Spoken language recognition (SLR) is the task of automatically identifying
the language present in a speech signal. Existing SLR models are either too
computationally expensive or too large to run effectively on devices with
limited resources. For real-world deployment, a model should also gracefully
handle unseen languages outside of the target language set, yet prior work has
focused on closed-set classification where all input languages are known
a-priori. In this paper we address these two limitations: we explore efficient
model architectures for SLR based on convolutional networks, and propose a
multilabel training strategy to handle non-target languages at inference time.
Using the VoxLingua107 dataset, we show that our models obtain competitive
results while being orders of magnitude smaller and faster than current
state-of-the-art methods, and that our multilabel strategy is more robust to
unseen non-target languages compared to multiclass classification.

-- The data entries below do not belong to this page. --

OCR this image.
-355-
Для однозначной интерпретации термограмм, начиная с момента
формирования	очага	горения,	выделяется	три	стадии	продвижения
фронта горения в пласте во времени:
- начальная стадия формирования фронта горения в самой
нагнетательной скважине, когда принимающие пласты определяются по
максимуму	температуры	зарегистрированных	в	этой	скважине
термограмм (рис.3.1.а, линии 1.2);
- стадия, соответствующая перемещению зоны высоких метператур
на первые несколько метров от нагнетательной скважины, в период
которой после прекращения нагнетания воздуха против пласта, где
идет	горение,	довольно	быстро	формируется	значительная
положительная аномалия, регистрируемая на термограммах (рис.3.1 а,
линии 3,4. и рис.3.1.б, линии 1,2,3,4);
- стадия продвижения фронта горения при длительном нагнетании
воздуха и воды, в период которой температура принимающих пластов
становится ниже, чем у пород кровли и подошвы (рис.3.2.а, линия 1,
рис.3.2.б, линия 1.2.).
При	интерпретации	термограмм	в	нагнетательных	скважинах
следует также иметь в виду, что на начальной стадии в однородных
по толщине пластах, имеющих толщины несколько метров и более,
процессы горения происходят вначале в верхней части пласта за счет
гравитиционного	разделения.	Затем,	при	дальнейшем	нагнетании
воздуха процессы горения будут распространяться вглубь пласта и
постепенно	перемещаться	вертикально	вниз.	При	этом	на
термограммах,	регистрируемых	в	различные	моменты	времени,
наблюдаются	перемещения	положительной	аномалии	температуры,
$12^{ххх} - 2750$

本文主要讲述了如何利用卷积神经网络构建高效的口语语种识别模型，并在训练时采用多标签的方式来应对非目标语种的识别，实验结果表明，该模型相比当前最先进的方法在速度上有数量级的提升，并且在多标签分类任务中更加稳健。

通过多标签分类实现有效的口语语言识别

Efficient Spoken Language Recognition via Multilabel Classification

Spoken language recognition (SLR) refers to the automatic process used to
determine the language present in a speech sample. SLR is an important task in
its own right, for example, as a tool to analyze or categorize large amounts of
multi-lingual data. Further, it is also an essential tool for selecting
downstream applications in a work flow, for example, to chose appropriate
speech recognition or machine translation models. SLR systems are usually
composed of two stages, one where an embedding representing the audio sample is
extracted and a second one which computes the final scores for each language.
In this work, we approach the SLR task as a detection problem and implement the
second stage as a probabilistic linear discriminant analysis (PLDA) model. We
show that discriminative training of the PLDA parameters gives large gains with
respect to the usual generative training. Further, we propose a novel
hierarchical approach where two PLDA models are trained, one to generate scores
for clusters of highly-related languages and a second one to generate scores
conditional to each cluster. The final language detection scores are computed
as a combination of these two sets of scores. The complete model is trained
discriminatively to optimize a cross-entropy objective. We show that this
hierarchical approach consistently outperforms the non-hierarchical one for
detection of highly related languages, in many cases by large margins. We train
our systems on a collection of datasets including over 100 languages, and test
them both on matched and mismatched conditions, showing that the gains are
robust to condition mismatch.

本文介绍了一种基于概率线性判别分析模型的口语语言识别方法，该模型通过提取音频样本的嵌入向量得出语音信号的语言，并基于层次方法和最大熵准则进行训练，结果表明该识别方法可以用于高度相关的语言中并具有鲁棒性。

一种基于层次判别式 PLDA 的语音识别模型

A Discriminative Hierarchical PLDA-based Model for Spoken Language Recognition

This paper investigates the use of automatically collected web audio data for
the task of spoken language recognition. We generate semi-random search phrases
from language-specific Wikipedia data that are then used to retrieve videos
from YouTube for 107 languages. Speech activity detection and speaker
diarization are used to extract segments from the videos that contain speech.
Post-filtering is used to remove segments from the database that are likely not
in the given language, increasing the proportion of correctly labeled segments
to 98%, based on crowd-sourced verification. The size of the resulting training
set (VoxLingua107) is 6628 hours (62 hours per language on the average) and it
is accompanied by an evaluation set of 1609 verified utterances. We use the
data to build language recognition models for several spoken language
identification tasks. Experiments show that using the automatically retrieved
training data gives competitive results to using hand-labeled proprietary
datasets. The dataset is publicly available.

本文研究了利用网络音频数据自动识别口语语言的任务。通过从特定语言的 Wikipedia 数据中生成半随机搜索短语，并从 YouTube 中检索视频来提取具有语音的视频片段，并使用语音活动检测和说话人分离提取包含语音的视频片段，最终构建了可用于多种口语识别任务的语言识别模型，自动检索的数据结果优于使用手工标记的专有数据集。